Getting the right amount of sleep each night is something many consumers struggle with. Now, researchers from the University of Cambridge explored what we should be aiming for in terms of healthy sleep.
According to their findings, older and middle-aged consumers should be trying for seven hours of sleep each night. This is especially important when thinking about long-term cognitive and mental health.
“While we can’t say conclusively that too little or too much sleep causes cognitive problems, our analysis looking at individuals over a longer period of time appears to support this idea,” said researcher Jianfeng Feng. “But the reasons why older people have poorer sleep appear to be complex, influenced by a combination of our genetic makeup and the structure of our brains.”
Healthy sleep impacts cognitive and mental health
For the study, the researchers analyzed data from nearly 500,000 people between the ages of 38 and 73 who were part of the U.K. Biobank. Participants completed several cognitive assessments and answered questions about their mental health, well-being, and general sleeping patterns.
Ultimately, the team learned that there is a sweet spot when it comes to sleep. Based on this study, getting seven hours of sleep each night was found to be the best for the participants in terms of cognitive and mental health.
Participants who slept too much and those who didn’t sleep enough had a higher risk for cognitive deficiencies and mental health struggles. They experienced difficulties with problem-solving, processing speed, visual attention, and general memory abilities.

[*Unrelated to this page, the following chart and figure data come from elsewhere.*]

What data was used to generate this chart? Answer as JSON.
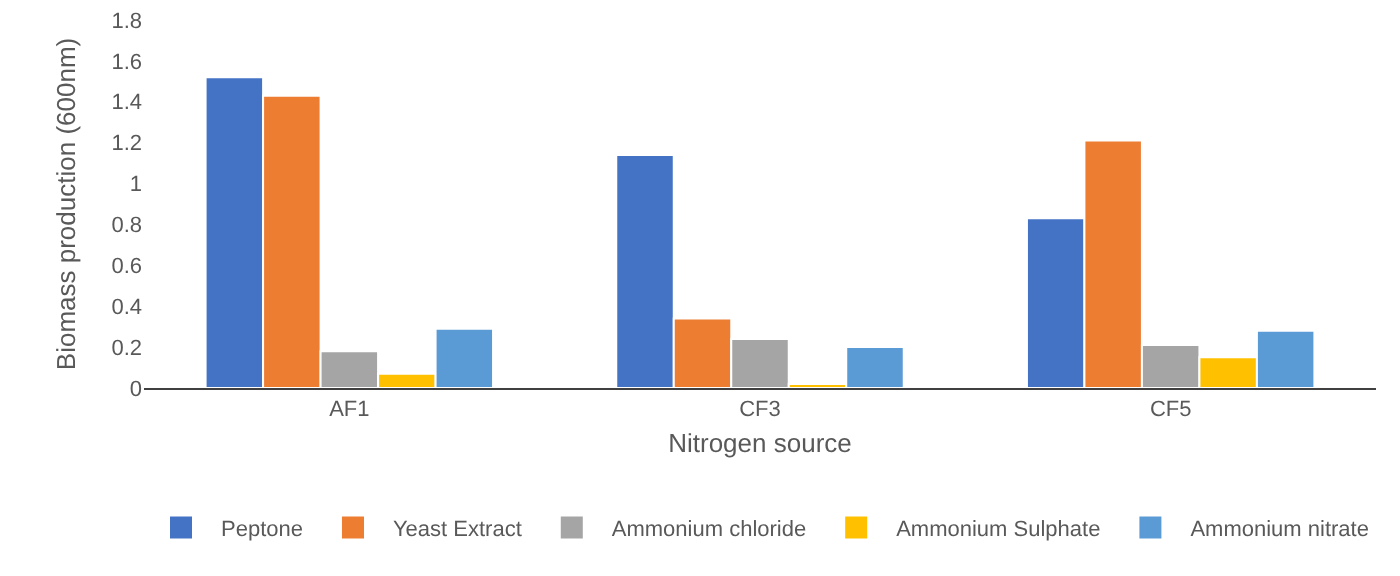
{
  "chart_data": {
    "type": "bar",
    "xlabel": "Nitrogen source",
    "ylabel": "Biomass production (600nm)",
    "categories": [
      "AF1",
      "CF3",
      "CF5"
    ],
    "series": [
      {
        "name": "Peptone",
        "color": "#4472c4",
        "values": [
          1.52,
          1.14,
          0.83
        ]
      },
      {
        "name": "Yeast Extract",
        "color": "#ed7d31",
        "values": [
          1.43,
          0.34,
          1.21
        ]
      },
      {
        "name": "Ammonium chloride",
        "color": "#a5a5a5",
        "values": [
          0.18,
          0.24,
          0.21
        ]
      },
      {
        "name": "Ammonium Sulphate",
        "color": "#ffc000",
        "values": [
          0.07,
          0.02,
          0.15
        ]
      },
      {
        "name": "Ammonium nitrate",
        "color": "#5b9bd5",
        "values": [
          0.29,
          0.2,
          0.28
        ]
      }
    ],
    "ylim": [
      0,
      1.8
    ],
    "yticks": [
      0,
      0.2,
      0.4,
      0.6,
      0.8,
      1,
      1.2,
      1.4,
      1.6,
      1.8
    ],
    "grid": false,
    "legend": "bottom"
  }
}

They were also more likely to struggle with overall well-being and report more symptoms related to anxiety and depression.
Participants who were able to average seven hours of sleep each night had better cognitive and mental health outcomes. This healthy and consistent sleep routine helped improve overall well-being and was linked with better cognitive function and mental health.

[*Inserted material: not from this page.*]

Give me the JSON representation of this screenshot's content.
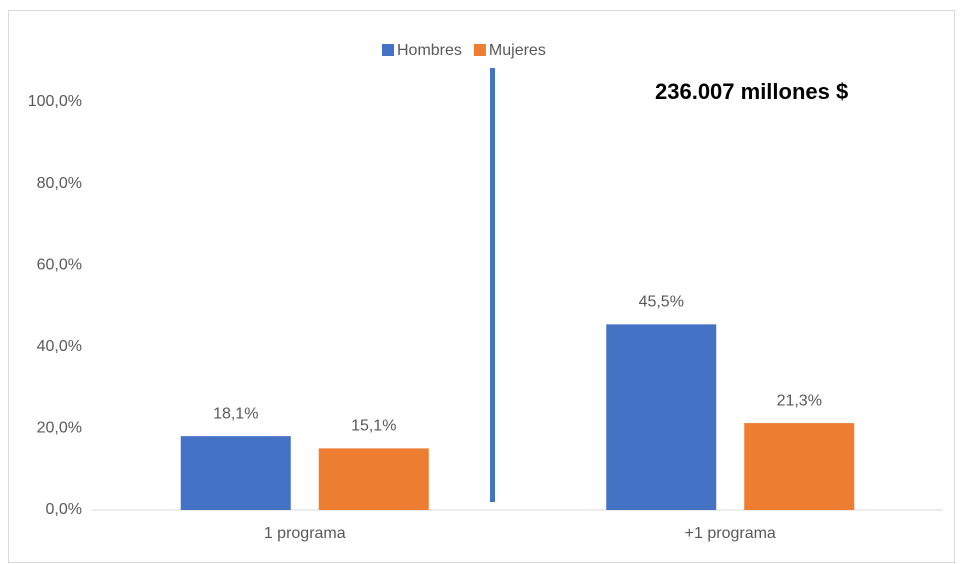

The team explained that skipping or disrupting the deep sleep phase could explain this link between sleep and cognitive function. Without this phase of the sleep cycle, the brain may have a harder time releasing toxins. It could also cause a build-up of the amyloid protein, which is linked with several types of dementia.
“Getting a good night’s sleep is important at all stages of life, but particularly as we age,” said researcher Barbara Sahakian. “Finding ways to improve sleep for older people could be crucial to helping them maintain good mental health and well-being and avoiding cognitive decline, particularly for patients with psychiatric disorders and dementias.”